Rocket Launches Maxon Motors Into Outer Space

Aug. 1, 2012
Brushless Motors Used to Rotate Solar Arrays to Keep Alignment With the Sun
Source: Robotics

On May 22, the SpaceX Falcon 9 rocket was launched into outer space with a mission to rotate the Dragon spacecraft solar arrays toward the sun to supply power to itself. But this task wouldn't have been possible without the help of Maxon Motor high-precision brushless motors.

SpaceX, located in Hawthorne, Calif. launched the first ever private cargo capsule from the Cape Canaveral Air Force Station in Florida. No other private company has created a spacecraft and launch system combination that could successfully orbit the Earth and return safely.

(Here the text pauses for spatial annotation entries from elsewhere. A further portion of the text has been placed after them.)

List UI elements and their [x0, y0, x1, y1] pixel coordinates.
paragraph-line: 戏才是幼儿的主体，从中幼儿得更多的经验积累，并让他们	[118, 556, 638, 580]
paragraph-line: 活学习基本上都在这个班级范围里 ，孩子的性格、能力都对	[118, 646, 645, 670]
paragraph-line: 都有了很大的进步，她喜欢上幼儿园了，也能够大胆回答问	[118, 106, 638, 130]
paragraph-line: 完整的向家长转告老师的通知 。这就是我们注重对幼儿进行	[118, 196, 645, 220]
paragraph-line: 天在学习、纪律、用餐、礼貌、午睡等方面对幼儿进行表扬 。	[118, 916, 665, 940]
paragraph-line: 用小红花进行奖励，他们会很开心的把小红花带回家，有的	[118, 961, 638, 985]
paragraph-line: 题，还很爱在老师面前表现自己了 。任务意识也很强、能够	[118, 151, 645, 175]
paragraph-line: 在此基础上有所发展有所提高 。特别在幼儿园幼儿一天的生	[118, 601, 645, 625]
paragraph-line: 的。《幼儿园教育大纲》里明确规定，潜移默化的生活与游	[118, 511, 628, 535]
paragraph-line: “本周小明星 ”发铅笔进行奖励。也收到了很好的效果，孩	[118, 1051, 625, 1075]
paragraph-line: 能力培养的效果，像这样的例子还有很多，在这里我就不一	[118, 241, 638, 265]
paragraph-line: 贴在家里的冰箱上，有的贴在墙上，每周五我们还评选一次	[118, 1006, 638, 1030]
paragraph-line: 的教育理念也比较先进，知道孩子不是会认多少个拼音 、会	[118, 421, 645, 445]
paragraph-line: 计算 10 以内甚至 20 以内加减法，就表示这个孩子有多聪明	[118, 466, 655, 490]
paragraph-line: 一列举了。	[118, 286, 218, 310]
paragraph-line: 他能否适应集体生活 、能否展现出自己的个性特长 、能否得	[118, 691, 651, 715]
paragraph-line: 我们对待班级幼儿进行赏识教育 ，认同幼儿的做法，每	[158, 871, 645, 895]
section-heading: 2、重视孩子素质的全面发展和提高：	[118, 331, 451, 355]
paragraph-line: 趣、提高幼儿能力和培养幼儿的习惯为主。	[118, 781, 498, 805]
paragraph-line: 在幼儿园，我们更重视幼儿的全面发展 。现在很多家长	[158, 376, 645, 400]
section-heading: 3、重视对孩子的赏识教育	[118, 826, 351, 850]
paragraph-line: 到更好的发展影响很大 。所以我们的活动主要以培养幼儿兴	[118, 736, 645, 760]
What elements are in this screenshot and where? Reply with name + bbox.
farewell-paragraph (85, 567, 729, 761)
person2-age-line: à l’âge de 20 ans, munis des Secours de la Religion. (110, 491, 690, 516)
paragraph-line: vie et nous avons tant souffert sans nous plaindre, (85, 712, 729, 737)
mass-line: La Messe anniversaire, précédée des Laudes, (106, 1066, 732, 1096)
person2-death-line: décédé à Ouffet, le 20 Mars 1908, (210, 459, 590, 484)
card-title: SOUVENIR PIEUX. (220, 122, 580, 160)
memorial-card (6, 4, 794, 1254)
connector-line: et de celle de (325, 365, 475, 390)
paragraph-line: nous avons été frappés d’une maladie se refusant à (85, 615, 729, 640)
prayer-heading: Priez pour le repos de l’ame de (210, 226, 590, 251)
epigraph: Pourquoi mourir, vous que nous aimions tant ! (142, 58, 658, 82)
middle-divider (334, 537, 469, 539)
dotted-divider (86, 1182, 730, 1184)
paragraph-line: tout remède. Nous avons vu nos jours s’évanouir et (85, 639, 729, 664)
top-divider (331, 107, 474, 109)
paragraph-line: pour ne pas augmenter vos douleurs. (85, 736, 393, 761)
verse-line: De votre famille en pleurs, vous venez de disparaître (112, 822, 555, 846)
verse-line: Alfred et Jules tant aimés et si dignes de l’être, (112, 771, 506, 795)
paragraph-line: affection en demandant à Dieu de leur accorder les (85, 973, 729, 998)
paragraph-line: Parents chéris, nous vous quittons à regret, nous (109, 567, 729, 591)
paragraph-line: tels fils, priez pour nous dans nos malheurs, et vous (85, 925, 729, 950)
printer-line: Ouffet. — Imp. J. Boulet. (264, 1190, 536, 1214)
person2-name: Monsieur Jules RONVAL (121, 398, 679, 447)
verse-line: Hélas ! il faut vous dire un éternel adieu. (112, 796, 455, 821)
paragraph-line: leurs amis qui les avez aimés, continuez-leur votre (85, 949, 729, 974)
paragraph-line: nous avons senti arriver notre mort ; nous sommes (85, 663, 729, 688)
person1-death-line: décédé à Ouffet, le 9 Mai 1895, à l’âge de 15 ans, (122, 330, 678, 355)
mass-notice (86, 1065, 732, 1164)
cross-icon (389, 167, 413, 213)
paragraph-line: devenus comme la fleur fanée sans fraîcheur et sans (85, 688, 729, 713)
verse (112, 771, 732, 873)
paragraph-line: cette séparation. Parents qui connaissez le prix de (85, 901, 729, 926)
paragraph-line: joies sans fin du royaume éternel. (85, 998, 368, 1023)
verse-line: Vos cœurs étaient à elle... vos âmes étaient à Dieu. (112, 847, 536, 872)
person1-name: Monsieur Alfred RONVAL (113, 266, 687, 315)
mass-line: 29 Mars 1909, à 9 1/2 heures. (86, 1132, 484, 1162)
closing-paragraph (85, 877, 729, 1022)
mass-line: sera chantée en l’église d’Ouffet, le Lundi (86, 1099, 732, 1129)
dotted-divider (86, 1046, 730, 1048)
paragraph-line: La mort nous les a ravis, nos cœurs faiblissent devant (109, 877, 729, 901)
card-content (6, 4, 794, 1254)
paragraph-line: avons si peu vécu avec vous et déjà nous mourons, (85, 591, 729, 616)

As the 4.4 meter Dragon navigated towards the International Space Station (ISS), the brushless motors were used to position the solar arrays, open the instrument bay door to access control equipment and lock down a fixture that let the space craft be navigated by the ISS's 17.6 meter robotic arm.

Source: Robotics

Three days later, Astronaut Donald Pettit used the robotic arm to maneuver the Dragon and guide the spacecraft to the docking point on the ISS.

On May 31, the capsule disengaged from the ISS and slowly descended by parachute into the Pacific Ocean near the California coast. The capsule brought back 1,455 lb. of material from the ISS.

The Dragon is currently the only option NASA has to transport large amounts of material to Earth from the ISS since it is no longer participating in its space shuttle program. NASA signed a 12-flight contract with SpaceX and plans to send seven astronauts to the ISS within the next few years.